LSM (Large Sensor Model)

LSM (Large Sensor Model) is a multimodal foundation model for consumer wearable data, developed by researchers at Google in collaboration with the University of Washington, MIT, and USC, and presented at ICLR 2025 ("Scaling Wearable Foundation Models," arXiv 2410.13638, October 2024). It addresses a gap in the foundation-model landscape: while text, image, and biological-sequence models have been scaled extensively, the continuous physiological and behavioral signals streamed by wrist-worn devices had not been studied at comparable scale. LSM treats these heterogeneous sensor channels as a single multimodal substrate for self-supervised pretraining.

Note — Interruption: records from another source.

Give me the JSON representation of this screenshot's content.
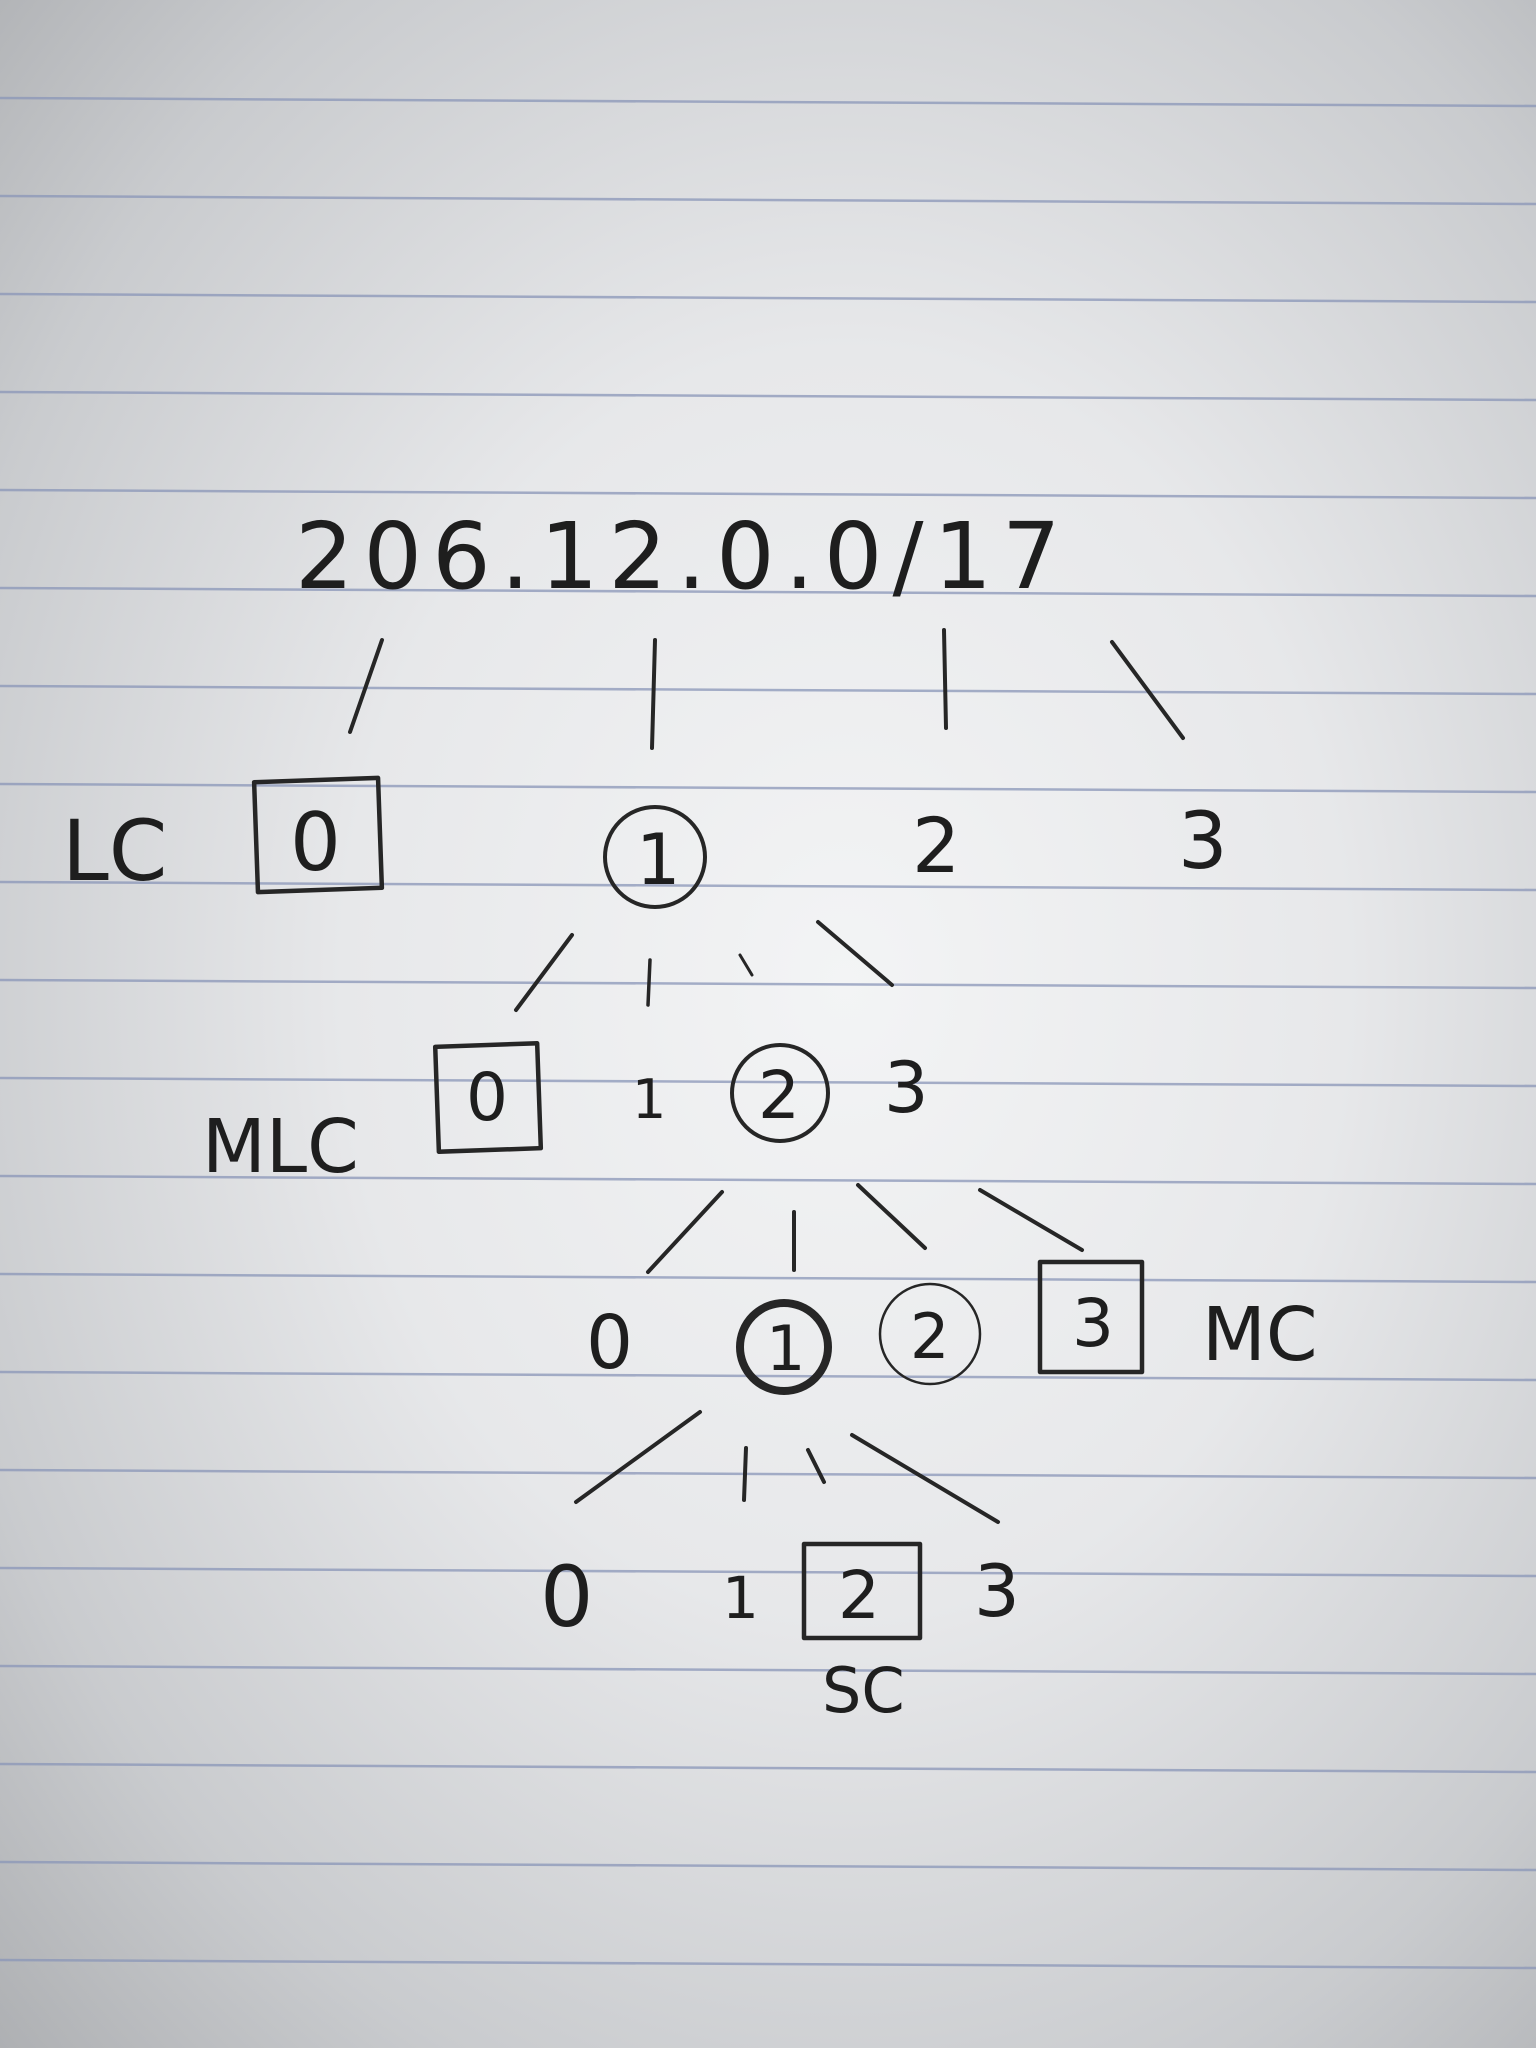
{
  "network": {
    "address": "206.12.0.0/17"
  },
  "colors": {
    "ink": "#1e1e1e",
    "paper": "#ececee",
    "rule": "#8a96b8"
  },
  "tree": {
    "level1": {
      "label": "LC",
      "nodes": [
        "0",
        "1",
        "2",
        "3"
      ]
    },
    "level2": {
      "label": "MLC",
      "nodes": [
        "0",
        "1",
        "2",
        "3"
      ]
    },
    "level3": {
      "label": "MC",
      "nodes": [
        "0",
        "1",
        "2",
        "3"
      ]
    },
    "level4": {
      "label": "SC",
      "nodes": [
        "0",
        "1",
        "2",
        "3"
      ]
    }
  }
}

The model is trained on what the authors describe as the largest wearable-signals dataset assembled to date — up to 40 million hours of per-minute data drawn from more than 165,000 individuals wearing Fitbit and Pixel Watch devices. Six modalities are combined: heart rate, heart rate variability, electrodermal activity, accelerometer, skin temperature, and altimeter. Rather than building a bespoke model per sensor or per task, LSM learns a shared representation that transfers across modalities and downstream objectives.

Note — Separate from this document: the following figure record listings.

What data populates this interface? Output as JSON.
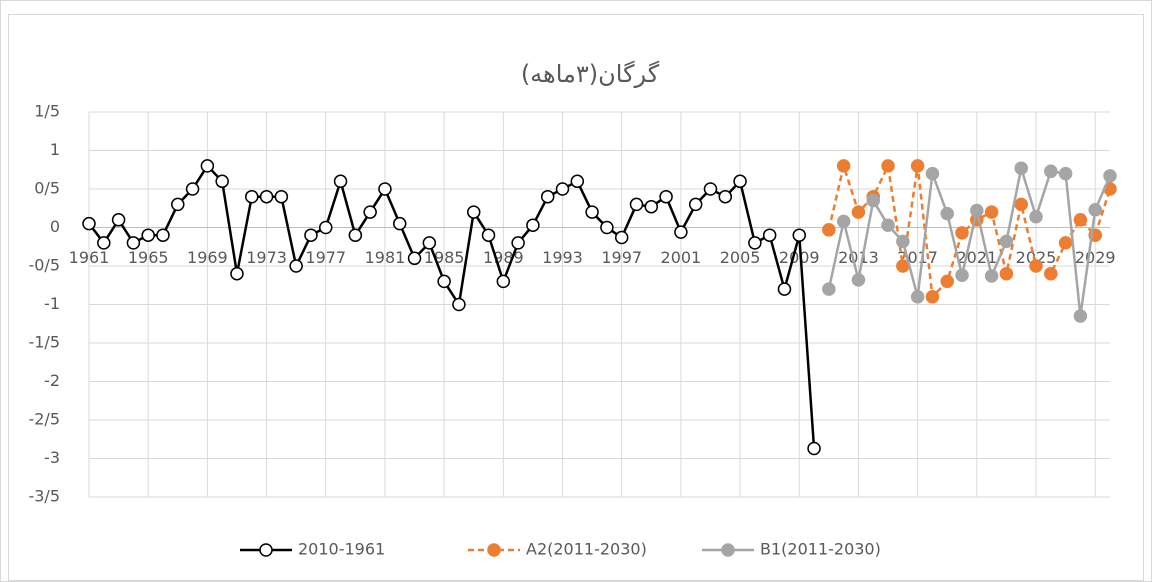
{
  "chart_data": {
    "type": "line",
    "title": "گرگان(۳ماهه)",
    "x": [
      1961,
      1962,
      1963,
      1964,
      1965,
      1966,
      1967,
      1968,
      1969,
      1970,
      1971,
      1972,
      1973,
      1974,
      1975,
      1976,
      1977,
      1978,
      1979,
      1980,
      1981,
      1982,
      1983,
      1984,
      1985,
      1986,
      1987,
      1988,
      1989,
      1990,
      1991,
      1992,
      1993,
      1994,
      1995,
      1996,
      1997,
      1998,
      1999,
      2000,
      2001,
      2002,
      2003,
      2004,
      2005,
      2006,
      2007,
      2008,
      2009,
      2010,
      2011,
      2012,
      2013,
      2014,
      2015,
      2016,
      2017,
      2018,
      2019,
      2020,
      2021,
      2022,
      2023,
      2024,
      2025,
      2026,
      2027,
      2028,
      2029,
      2030
    ],
    "series": [
      {
        "name": "2010-1961",
        "color": "#000000",
        "values": [
          0.05,
          -0.2,
          0.1,
          -0.2,
          -0.1,
          -0.1,
          0.3,
          0.5,
          0.8,
          0.6,
          -0.6,
          0.4,
          0.4,
          0.4,
          -0.5,
          -0.1,
          0,
          0.6,
          -0.1,
          0.2,
          0.5,
          0.05,
          -0.4,
          -0.2,
          -0.7,
          -1.0,
          0.2,
          -0.1,
          -0.7,
          -0.2,
          0.03,
          0.4,
          0.5,
          0.6,
          0.2,
          0,
          -0.13,
          0.3,
          0.27,
          0.4,
          -0.06,
          0.3,
          0.5,
          0.4,
          0.6,
          -0.2,
          -0.1,
          -0.8,
          -0.1,
          -2.87,
          null,
          null,
          null,
          null,
          null,
          null,
          null,
          null,
          null,
          null,
          null,
          null,
          null,
          null,
          null,
          null,
          null,
          null,
          null,
          null
        ]
      },
      {
        "name": "A2(2011-2030)",
        "color": "#ed7d31",
        "values": [
          null,
          null,
          null,
          null,
          null,
          null,
          null,
          null,
          null,
          null,
          null,
          null,
          null,
          null,
          null,
          null,
          null,
          null,
          null,
          null,
          null,
          null,
          null,
          null,
          null,
          null,
          null,
          null,
          null,
          null,
          null,
          null,
          null,
          null,
          null,
          null,
          null,
          null,
          null,
          null,
          null,
          null,
          null,
          null,
          null,
          null,
          null,
          null,
          null,
          null,
          -0.03,
          0.8,
          0.2,
          0.4,
          0.8,
          -0.5,
          0.8,
          -0.9,
          -0.7,
          -0.07,
          0.1,
          0.2,
          -0.6,
          0.3,
          -0.5,
          -0.6,
          -0.2,
          0.1,
          -0.1,
          0.5
        ]
      },
      {
        "name": "B1(2011-2030)",
        "color": "#a5a5a5",
        "values": [
          null,
          null,
          null,
          null,
          null,
          null,
          null,
          null,
          null,
          null,
          null,
          null,
          null,
          null,
          null,
          null,
          null,
          null,
          null,
          null,
          null,
          null,
          null,
          null,
          null,
          null,
          null,
          null,
          null,
          null,
          null,
          null,
          null,
          null,
          null,
          null,
          null,
          null,
          null,
          null,
          null,
          null,
          null,
          null,
          null,
          null,
          null,
          null,
          null,
          null,
          -0.8,
          0.08,
          -0.68,
          0.35,
          0.03,
          -0.18,
          -0.9,
          0.7,
          0.18,
          -0.62,
          0.22,
          -0.63,
          -0.18,
          0.77,
          0.14,
          0.73,
          0.7,
          -1.15,
          0.23,
          0.67
        ]
      }
    ],
    "xlim": [
      1961,
      2030
    ],
    "xticks": [
      1961,
      1965,
      1969,
      1973,
      1977,
      1981,
      1985,
      1989,
      1993,
      1997,
      2001,
      2005,
      2009,
      2013,
      2017,
      2021,
      2025,
      2029
    ],
    "ylim": [
      -3.5,
      1.5
    ],
    "yticks": [
      {
        "value": -3.5,
        "label": "-3/5"
      },
      -3,
      {
        "value": -2.5,
        "label": "-2/5"
      },
      -2,
      {
        "value": -1.5,
        "label": "-1/5"
      },
      -1,
      {
        "value": -0.5,
        "label": "-0/5"
      },
      0,
      {
        "value": 0.5,
        "label": "0/5"
      },
      1,
      {
        "value": 1.5,
        "label": "1/5"
      }
    ],
    "grid": true,
    "legend": "bottom"
  }
}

A central contribution is empirical: the work characterizes how performance improves with data, compute, and model size, establishing scaling laws for the wearable-signal domain analogous to those documented for language and vision. This gives the field a principled basis for investing in larger sensor models and datasets, and demonstrates that the data-efficiency benefits seen in other modalities also hold for noisy, sparsely-sampled physiological time series.

#Key Features

• Six-modality fusion: Jointly models heart rate, HRV, electrodermal activity, accelerometer, skin temperature, and altimeter signals in a single pretrained representation rather than per-sensor specialists.
• Massive-scale pretraining: Trained on up to 40 million hours of per-minute wearable data from over 165,000 participants, the largest such corpus reported.
• Scaling laws for sensors: Quantifies how downstream quality improves with data, compute, and parameters, extending scaling-law findings to physiological time series.
• Sample-efficient transfer: Enables strong downstream performance with limited labels on tasks such as exercise and activity recognition, reducing the labeled data needed per new task.
• Generative completion: Supports temporal imputation, interpolation, and extrapolation, as well as filling in missing sensor channels across modalities.

#Technical Details

LSM is a transformer-based model pretrained in a self-supervised, masked-modeling fashion over multimodal sensor windows, learning to reconstruct masked regions across both time and sensor channels. Inputs are minute-resolution streams from the six wearable modalities, drawn from Fitbit and Pixel Watch data. The authors sweep dataset size (up to 40M hours), model size, and compute to fit scaling curves, and they evaluate the learned representations on discriminative tasks (exercise and activity recognition) and generative tasks (imputation across time gaps, interpolation, and extrapolation, including cross-modal reconstruction of a withheld sensor). Across these settings, larger models trained on more data yield better and more sample-efficient downstream behavior, consistent with the fitted scaling laws.

#Applications

LSM targets consumer health and behavioral sensing: its representations can be fine-tuned with relatively few labels for activity and exercise recognition, making it useful for fitness tracking, sleep and stress monitoring, and digital health research that relies on passively collected wearable signals. Its generative imputation and extrapolation capabilities are valuable for handling the gaps, dropped channels, and missing readings that are pervasive in real-world wearable data, supporting more robust downstream analytics and population health studies built on noisy device streams.

#Impact

LSM is among the first works to systematically establish scaling laws for wearable physiological signals, providing evidence that the foundation-model paradigm extends to multimodal sensor data and offering the field a roadmap for scaling data and model size. Its demonstration of sample-efficient transfer is particularly consequential for health applications, where labeled outcomes are scarce and expensive. A key limitation for external researchers is openness: the model weights and code have not been released, and the underlying dataset is proprietary, so the results are not independently reproducible and the model cannot be directly reused. The work spawned a follow-up, LSM-2, which builds on this original model.